Secure Network : Microsoft intègre un VPN dans Edge

Secure Network : Microsoft intègre un VPN dans Edge

Avec la fonction Secure Network, Microsoft va doter son navigateur Edge d'un véritable VPN intégré. Pratique pour masquer son adresse IP sur Internet, cet outil est toutefois limité à 1 Go de données par mois dans un premier temps.

Cette fois, c'est officiel : Microsoft va intégrer un VPN dans Edge, son navigateur Web nouvelle génération, livré en standard avec Windows 11 et 10, mais également disponible pour d'autres versions et même pour macOS, Android et iOS. L'information circulait depuis quelque temps, mais l'éditeur l'a confirmé dans un billet publié le 12 mai 2022 sur le site de sa communauté technique pour accompagner le lancement de cet outil dans une préversion de test diffusée via le canal Canary, à l'attention d'un petit groupe d'utilisateurs cobayes (volontaires), l'idée étant, comme toujours, de recueillir des avis avant un déploiement plus large. Pour l'heure, Microsoft ne donne aucune date concernant une intégration définitive de ce VPN dans l'édition standard d'Edge. Mais on peut raisonnablement supposer que c'est une question de semaines ou de mois et que le navigateur Web sera bientôt doté systématiquement de cette nouvelle fonction. 

Baptisé Secure Network, le VPN de Microsoft d'établir une connexion "privée" à Internet en passant un serveur relai et en chiffrant les données qui transitent – c'est le principe du VPN (Virtual Private Network en anglais, ou réseau privé virtuel en français). En utilisant un VPN, l'utilisateur peut ainsi masquer sa véritable adresse IP (qui est remplacée par celle du serveur relai) et donc sa localisation précise, tout en protégeant les informations qui circulent (sites visités, identifiants, etc.) des regards indiscrets. C'est un outil pratique pour surfer de façon plus "anonyme" sur Internet, notamment depuis des lieux publics, avec des réseaux ouverts (gares, aéroports, trains, bars, médiathèques, etc.) mais aussi pour contourner les limitations géographiques mises en place par certaines services, en particulier de streaming vidéo (Netflix, Disney+ et consorts) afin d profiter de contenus théoriquement inaccessibles. Enfin, un VPN empêche de fournisseur d'accès à Internet (FAI) de connaître précisément les activités de ses utilisateurs tout en limitant le suivi des sites Web, qui n'hésitent pas à pister leurs visiteurs, généralement pour diffuser de la publicité ciblée. Autant de raisons qui, combinées à l'inquiétude face au piratage et au vol de données confidentielles, expliquent l'engouement pour les VPN qui fleurissent sur le marche depuis quelques années.

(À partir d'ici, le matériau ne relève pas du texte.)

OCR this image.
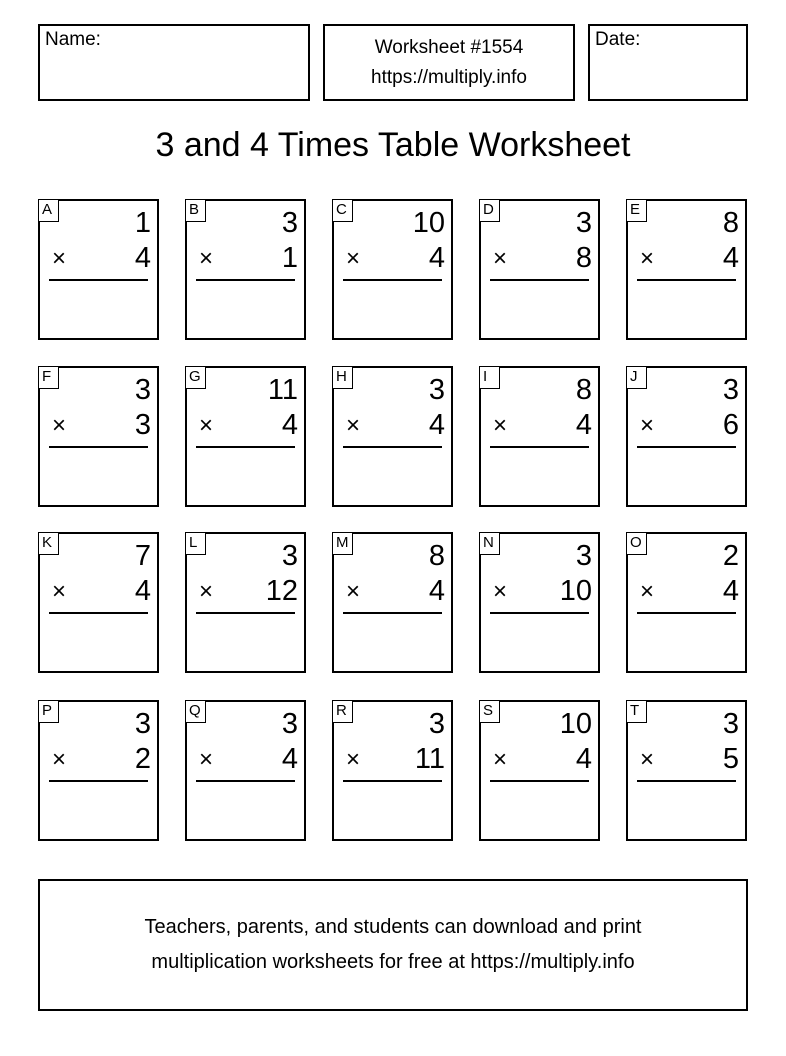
Name:	Worksheet #1554
https://multiply.info
Date:
3 and 4 Times Table Worksheet
A	1
× 4
B	3
× 1
C 10
× 4
D	3
× 8
E	8
× 4
F	3
× 3
G 11
× 4
H	3
× 4
I	8
× 4
J	3
× 6
K	7
× 4
L	3
× 12
M	8
× 4
N	3
× 10
O	2
× 4
P	3
× 2
Q	3
× 4
R	3
× 11
S 10
× 4
T	3
× 5
Teachers, parents, and students can download and print
multiplication worksheets for free at https://multiply.info
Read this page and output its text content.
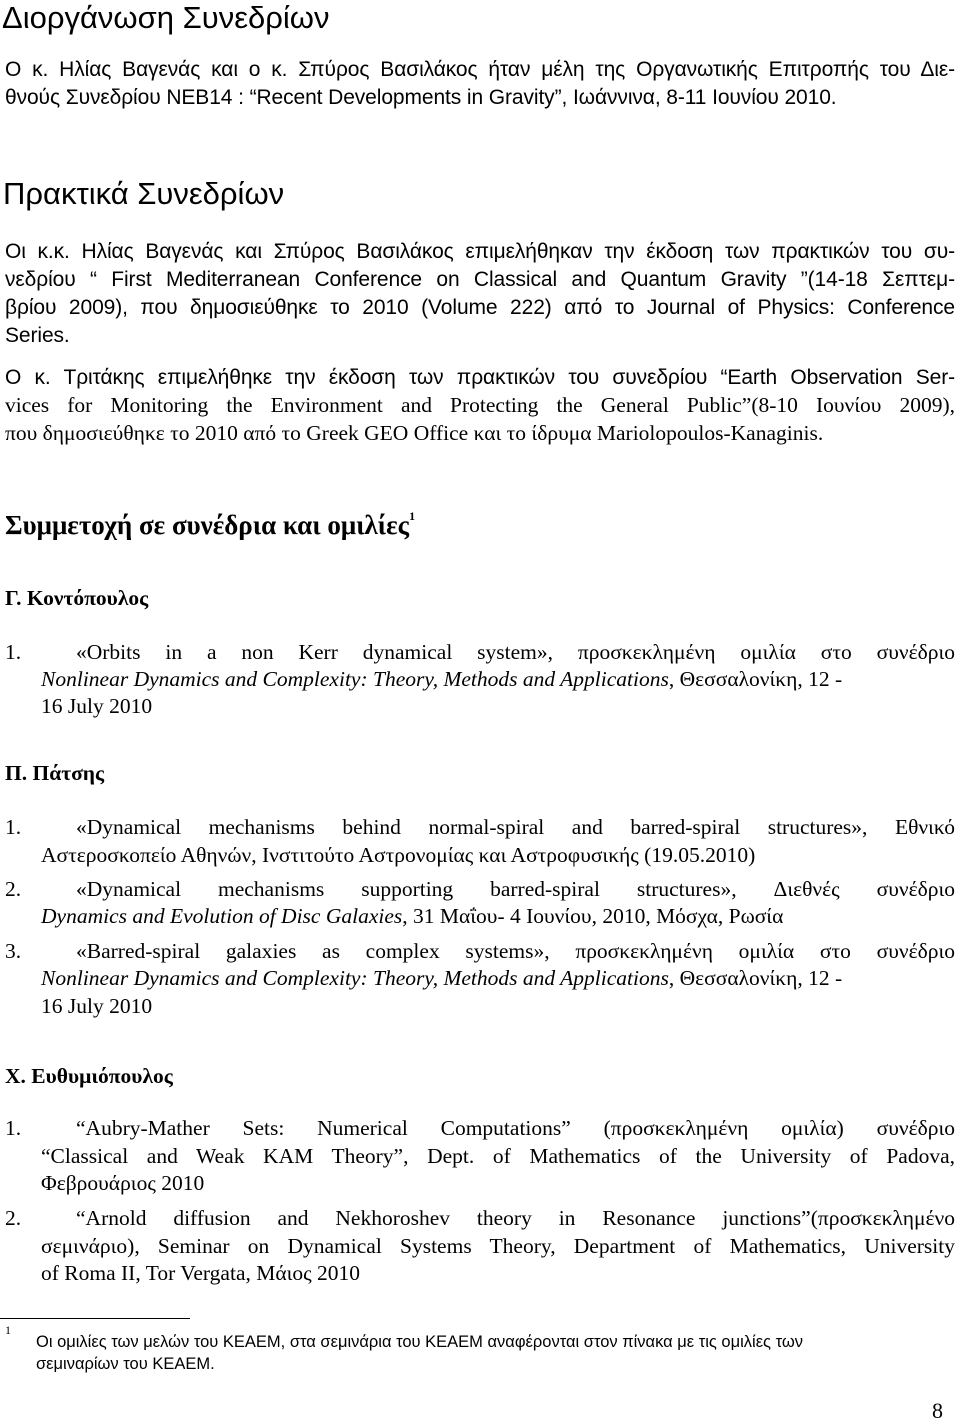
Διοργάνωση Συνεδρίων
Ο κ. Ηλίας Βαγενάς και ο κ. Σπύρος Βασιλάκος ήταν μέλη της Οργανωτικής Επιτροπής του Διε-
θνούς Συνεδρίου ΝΕΒ14 : “Recent Developments in Gravity”, Ιωάννινα, 8-11 Ιουνίου 2010.
Πρακτικά Συνεδρίων
Οι κ.κ. Ηλίας Βαγενάς και Σπύρος Βασιλάκος επιμελήθηκαν την έκδοση των πρακτικών του συ-
νεδρίου “ First Mediterranean Conference on Classical and Quantum Gravity ”(14-18 Σεπτεμ-
βρίου 2009), που δημοσιεύθηκε το 2010 (Volume 222) από το Journal of Physics: Conference
Series.
Ο κ. Τριτάκης επιμελήθηκε την έκδοση των πρακτικών του συνεδρίου “Earth Observation Ser-
vices for Monitoring the Environment and Protecting the General Public”(8-10 Ιουνίου 2009),
που δημοσιεύθηκε το 2010 από το Greek GEO Office και το ίδρυμα Mariolopoulos-Kanaginis.
Συμμετοχή σε συνέδρια και ομιλίες$^1$
Γ. Κοντόπουλος
1.	«Orbits in a non Kerr dynamical system», προσκεκλημένη ομιλία στο συνέδριο
Nonlinear Dynamics and Complexity: Theory, Methods and Applications, Θεσσαλονίκη, 12 -
16 July 2010
Π. Πάτσης
1.	«Dynamical mechanisms behind normal-spiral and barred-spiral structures», Εθνικό
Αστεροσκοπείο Αθηνών, Ινστιτούτο Αστρονομίας και Αστροφυσικής (19.05.2010)
2.	«Dynamical mechanisms supporting barred-spiral structures», Διεθνές συνέδριο
Dynamics and Evolution of Disc Galaxies, 31 Μαΐου- 4 Ιουνίου, 2010, Μόσχα, Ρωσία
3.	«Barred-spiral galaxies as complex systems», προσκεκλημένη ομιλία στο συνέδριο
Nonlinear Dynamics and Complexity: Theory, Methods and Applications, Θεσσαλονίκη, 12 -
16 July 2010
Χ. Ευθυμιόπουλος
1.	“Aubry-Mather Sets: Numerical Computations” (προσκεκλημένη ομιλία) συνέδριο
“Classical and Weak KAM Theory”, Dept. of Mathematics of the University of Padova,
Φεβρουάριος 2010
2.	“Arnold diffusion and Nekhoroshev theory in Resonance junctions”(προσκεκλημένο
σεμινάριο), Seminar on Dynamical Systems Theory, Department of Mathematics, University
of Roma II, Tor Vergata, Μάιος 2010
1
Οι ομιλίες των μελών του ΚΕΑΕΜ, στα σεμινάρια του ΚΕΑΕΜ αναφέρονται στον πίνακα με τις ομιλίες των
σεμιναρίων του ΚΕΑΕΜ.
8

Secure Network : un VPN intégré mais limité

La solution de Microsoft n'est toutefois pas strictement équivalente aux VPN commerciaux. D'une part, elle se limite à Edge, et donc à ce qui se fait à travers le navigateur. De l'autre, elle s'appuie sur un ensemble de serveurs relais sécurisés de Cloudflare – une entreprise américaine spécialisée dans les réseaux et Internet – qui présente la particularité de ne proposer que des adresses IP "virtuelles" à proximité de l'adresse IP véritable. Avantage, on conserve les fonctions de localisation utilisées par défaut par le navigateur pour les services, lors des recherches notamment. Inconvénient, on ne peut pas se positionner dans un pays à l'autre bout du monde pour déjouer les restrictions… Enfin, Secure Network exige de passer par un compte Microsoft, ce qui ne sera sans doute pas du goût de tout le monde, pour d'évidentes raisons de confidentialité même si l'éditeur promet que la connexion est utilisée uniquement pour s'authentifier auprès du service

Surtout, plusieurs questions demeurent, faute d'explications claires de Microsoft. Ainsi, on ne sait pas si Secure Network sera proposé gratuitement ou moyennant un abonnement payant, comme le font les autres fournisseurs de VPN. Car opérer un réseau de serveurs et de services VPN implique un coût non négligeable, tant en investissement qu'en entretien. Un modèle gratuit financé par de la publicité (ciblée) est-il envisageable ? Sans doute pas. D'autant que Microsoft a déjà l'habitude de gérer des solutions payantes, comme Microsfot 365, sa suite bureautique proposée en abonnement. Toujours est-il que, pour l'heure, la version de test est limitée à un trafic de 1 Go de données par mois : suffisant pour surfer sur le Web, effectuer des paiements et consulter des mails, mais certainement pas pour regarder des vidéos en streaming ou pour télécharger de gros fichiers.